Indeed, in the PLO’s 1988 declaration of independence in Algiers, it recognized Israel’s right to self-determination. Arafat and current PLO leader Abbas have made clear on a number of occasions that they recognize Israel’s right to exist in peace and security and that its definition as a Jewish state is an internal state matter. On several occasions, Palestinian senior officials asked me: "Why do you demand that we recognize Israel as the homeland of the Jews, while your own parliament never anchored that in the law?" But now, with the Knesset anchoring this definition in the form of a basic law, all that is left for the Palestinians is to simply recognize the State of Israel. This they already fulfilled long ago.

This diplomatic twist of events is one side of the story. The other side is the image of Israel. The exclusion of the Arab minority and of members of the Druze community from the Israeli collective distance them from their Israeli identity. The Nationality Law brings them closer to Palestinian residents of the West Bank, the Gaza Strip and East Jerusalem.
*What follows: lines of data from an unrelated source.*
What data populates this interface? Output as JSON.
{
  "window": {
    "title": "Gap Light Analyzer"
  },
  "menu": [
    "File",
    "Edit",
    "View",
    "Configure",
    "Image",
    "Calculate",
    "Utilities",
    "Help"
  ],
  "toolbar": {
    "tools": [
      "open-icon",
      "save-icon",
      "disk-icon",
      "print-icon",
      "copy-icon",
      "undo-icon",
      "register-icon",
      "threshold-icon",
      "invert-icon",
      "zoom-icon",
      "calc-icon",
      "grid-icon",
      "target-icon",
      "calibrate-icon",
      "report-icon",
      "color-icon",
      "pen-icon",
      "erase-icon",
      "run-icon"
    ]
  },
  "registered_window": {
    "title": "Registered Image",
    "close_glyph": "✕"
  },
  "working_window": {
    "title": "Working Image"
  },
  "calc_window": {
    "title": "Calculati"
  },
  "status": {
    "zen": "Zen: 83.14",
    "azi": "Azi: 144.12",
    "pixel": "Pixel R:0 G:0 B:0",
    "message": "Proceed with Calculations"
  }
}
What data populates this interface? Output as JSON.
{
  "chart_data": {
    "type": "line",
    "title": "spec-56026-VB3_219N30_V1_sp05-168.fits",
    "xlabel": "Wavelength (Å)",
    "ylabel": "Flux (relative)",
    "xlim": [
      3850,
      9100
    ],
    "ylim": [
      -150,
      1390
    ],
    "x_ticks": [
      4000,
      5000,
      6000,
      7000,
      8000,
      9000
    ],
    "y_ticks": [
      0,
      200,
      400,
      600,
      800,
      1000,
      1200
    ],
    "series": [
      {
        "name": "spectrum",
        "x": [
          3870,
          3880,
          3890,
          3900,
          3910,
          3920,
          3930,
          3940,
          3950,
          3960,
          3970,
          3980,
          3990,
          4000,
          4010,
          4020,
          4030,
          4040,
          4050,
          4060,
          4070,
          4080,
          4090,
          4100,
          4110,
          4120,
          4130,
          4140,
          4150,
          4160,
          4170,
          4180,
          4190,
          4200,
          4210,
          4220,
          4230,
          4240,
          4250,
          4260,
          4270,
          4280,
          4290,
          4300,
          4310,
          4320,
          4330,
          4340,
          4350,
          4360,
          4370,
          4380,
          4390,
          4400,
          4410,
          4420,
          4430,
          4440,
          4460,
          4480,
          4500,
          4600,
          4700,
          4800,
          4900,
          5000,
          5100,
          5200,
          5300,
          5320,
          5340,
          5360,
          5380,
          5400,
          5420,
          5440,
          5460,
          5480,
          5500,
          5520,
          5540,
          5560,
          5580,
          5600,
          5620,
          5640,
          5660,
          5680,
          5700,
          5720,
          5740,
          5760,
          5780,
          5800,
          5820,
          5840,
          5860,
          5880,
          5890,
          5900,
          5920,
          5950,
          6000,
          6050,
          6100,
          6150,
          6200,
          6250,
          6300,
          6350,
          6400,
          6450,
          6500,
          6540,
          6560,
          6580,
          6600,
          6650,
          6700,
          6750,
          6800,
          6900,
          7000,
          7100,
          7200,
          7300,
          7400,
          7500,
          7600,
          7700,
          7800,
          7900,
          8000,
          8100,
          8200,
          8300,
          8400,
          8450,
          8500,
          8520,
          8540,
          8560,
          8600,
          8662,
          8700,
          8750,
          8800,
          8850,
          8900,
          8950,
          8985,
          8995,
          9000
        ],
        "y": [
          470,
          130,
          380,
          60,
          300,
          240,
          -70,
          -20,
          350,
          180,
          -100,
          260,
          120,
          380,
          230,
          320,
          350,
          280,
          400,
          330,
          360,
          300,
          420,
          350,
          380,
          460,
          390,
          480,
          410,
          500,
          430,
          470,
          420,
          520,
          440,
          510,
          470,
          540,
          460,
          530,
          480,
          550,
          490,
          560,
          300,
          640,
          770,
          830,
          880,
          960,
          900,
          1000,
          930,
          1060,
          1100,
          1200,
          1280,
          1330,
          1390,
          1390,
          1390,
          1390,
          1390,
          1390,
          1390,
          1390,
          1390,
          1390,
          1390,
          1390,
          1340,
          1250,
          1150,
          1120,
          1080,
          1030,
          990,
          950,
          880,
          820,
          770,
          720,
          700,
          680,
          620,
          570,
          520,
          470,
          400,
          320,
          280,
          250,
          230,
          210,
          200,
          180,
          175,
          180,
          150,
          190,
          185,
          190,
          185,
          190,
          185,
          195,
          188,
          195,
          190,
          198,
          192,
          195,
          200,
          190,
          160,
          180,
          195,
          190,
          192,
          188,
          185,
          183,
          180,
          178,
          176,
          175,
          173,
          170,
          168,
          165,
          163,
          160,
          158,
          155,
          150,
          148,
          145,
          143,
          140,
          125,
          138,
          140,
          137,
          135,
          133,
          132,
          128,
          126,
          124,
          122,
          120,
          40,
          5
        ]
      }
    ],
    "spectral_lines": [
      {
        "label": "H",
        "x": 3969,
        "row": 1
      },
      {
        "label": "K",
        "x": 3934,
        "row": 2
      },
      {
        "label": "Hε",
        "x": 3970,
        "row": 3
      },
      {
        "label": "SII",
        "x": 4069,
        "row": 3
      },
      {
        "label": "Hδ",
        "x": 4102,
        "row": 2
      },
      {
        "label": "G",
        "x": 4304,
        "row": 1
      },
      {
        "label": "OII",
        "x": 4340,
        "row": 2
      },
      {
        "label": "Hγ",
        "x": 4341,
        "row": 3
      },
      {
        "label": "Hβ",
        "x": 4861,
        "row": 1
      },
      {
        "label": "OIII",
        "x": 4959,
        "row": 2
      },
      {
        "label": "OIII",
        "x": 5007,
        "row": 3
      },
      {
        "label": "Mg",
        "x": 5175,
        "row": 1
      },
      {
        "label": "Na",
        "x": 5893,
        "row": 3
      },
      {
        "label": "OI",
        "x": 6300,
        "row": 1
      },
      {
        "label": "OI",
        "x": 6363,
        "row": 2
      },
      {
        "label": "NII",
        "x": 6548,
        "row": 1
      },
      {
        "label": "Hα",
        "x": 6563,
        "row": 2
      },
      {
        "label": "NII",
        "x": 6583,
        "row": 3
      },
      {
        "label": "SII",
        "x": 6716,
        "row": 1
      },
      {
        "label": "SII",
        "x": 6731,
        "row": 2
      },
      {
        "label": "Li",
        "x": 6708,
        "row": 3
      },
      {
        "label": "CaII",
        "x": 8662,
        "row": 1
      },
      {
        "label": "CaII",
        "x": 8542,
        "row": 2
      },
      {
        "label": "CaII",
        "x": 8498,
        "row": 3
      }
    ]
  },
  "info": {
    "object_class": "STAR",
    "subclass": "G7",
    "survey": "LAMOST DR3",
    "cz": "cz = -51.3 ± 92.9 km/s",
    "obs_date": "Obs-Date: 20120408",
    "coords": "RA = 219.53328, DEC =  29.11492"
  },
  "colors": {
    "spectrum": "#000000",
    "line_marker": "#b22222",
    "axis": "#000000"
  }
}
From the very moment the Knesset adopted the law, both these communities turned into second-class citizens. More than 50 years of occupation of Palestinian territory have not divided Israeli society the way the legislation risks doing. Overnight, Israeli Druze soldiers and Circassian police officers, who take part in the dirty work of the Shin Bet security agency and the humiliation of Palestinians at army roadblocks, have been ostracized. As Israeli-Arab retired Supreme Court Justice Salim Joubran put it, “We have been turned into a subgroup.”

For years, the Palestinians and opponents of Zionism have claimed that a state that refuses to define itself as a state of all its people is not a democracy. Now they can claim that Israel does not recognize the principle of equality. Even President Reuven Rivlin and 55 Knesset opponents of the law, among them Likud Knesset member Benny Begin, the son of the first Likud prime minister, believe the legislation undermines the delicate balance between the pillars of democracy and Jewish identity. A July 30 Haaretz editorial said the vote on the law drew Israel’s current political fault lines: “The discrimination camp versus the equality camp; the supporters of apartheid against the supporters of democracy."

The 312 words of the controversial Nationality Law,caused more damage to the state that prides itself on being “the only democracy in the Middle East” than all the Palestinian Authority incitement reports, testimony by members of the Israeli anti-occupation Breaking the Silence organization and monitoring by human rights groups such as B’Tselem, Yesh Din and Peace Now put together.

Artists, former senior police and army officers and other Israelis are expected to demonstrate against the law this weekend on the night of Aug. 4 and to call for the law to be replaced by the text of the 1948 Declaration of Independence. The law, designed to strengthen the affinity of diaspora Jewry to the “homeland of the Jewish people,” has had the exact opposite impact. A group of American Jewish organizations, among them those affiliated with mainstream Judaism, issued statements and wrote articles condemning the law and demanding its amendment.

Shortly after the law was approved, PLO Secretary-General Saeb Erekat was quick to convene a joint news conference with Knesset member Yousef Jabareen of the Israeli-Arab Hadash Party. Erekat said the Palestinian leadership would ask the UN General Assembly to take action against Israel. He threatened that the PLO would complain to the International Criminal Court in The Hague and argue that the Nationality Law contravenes the principles of the 1947 UN General Assembly Resolution 181 for the partition of Palestine, according to which the future Jewish state and Palestinian state would establish democratic constitutions, ensuring equality for all their inhabitants.

But instead of reacting sourly, the Palestinians should send Netanyahu and his supporters on the right a bouquet of flowers, thanking Israel for the generous gift that was given to them — both on the diplomatic front and on the propaganda field.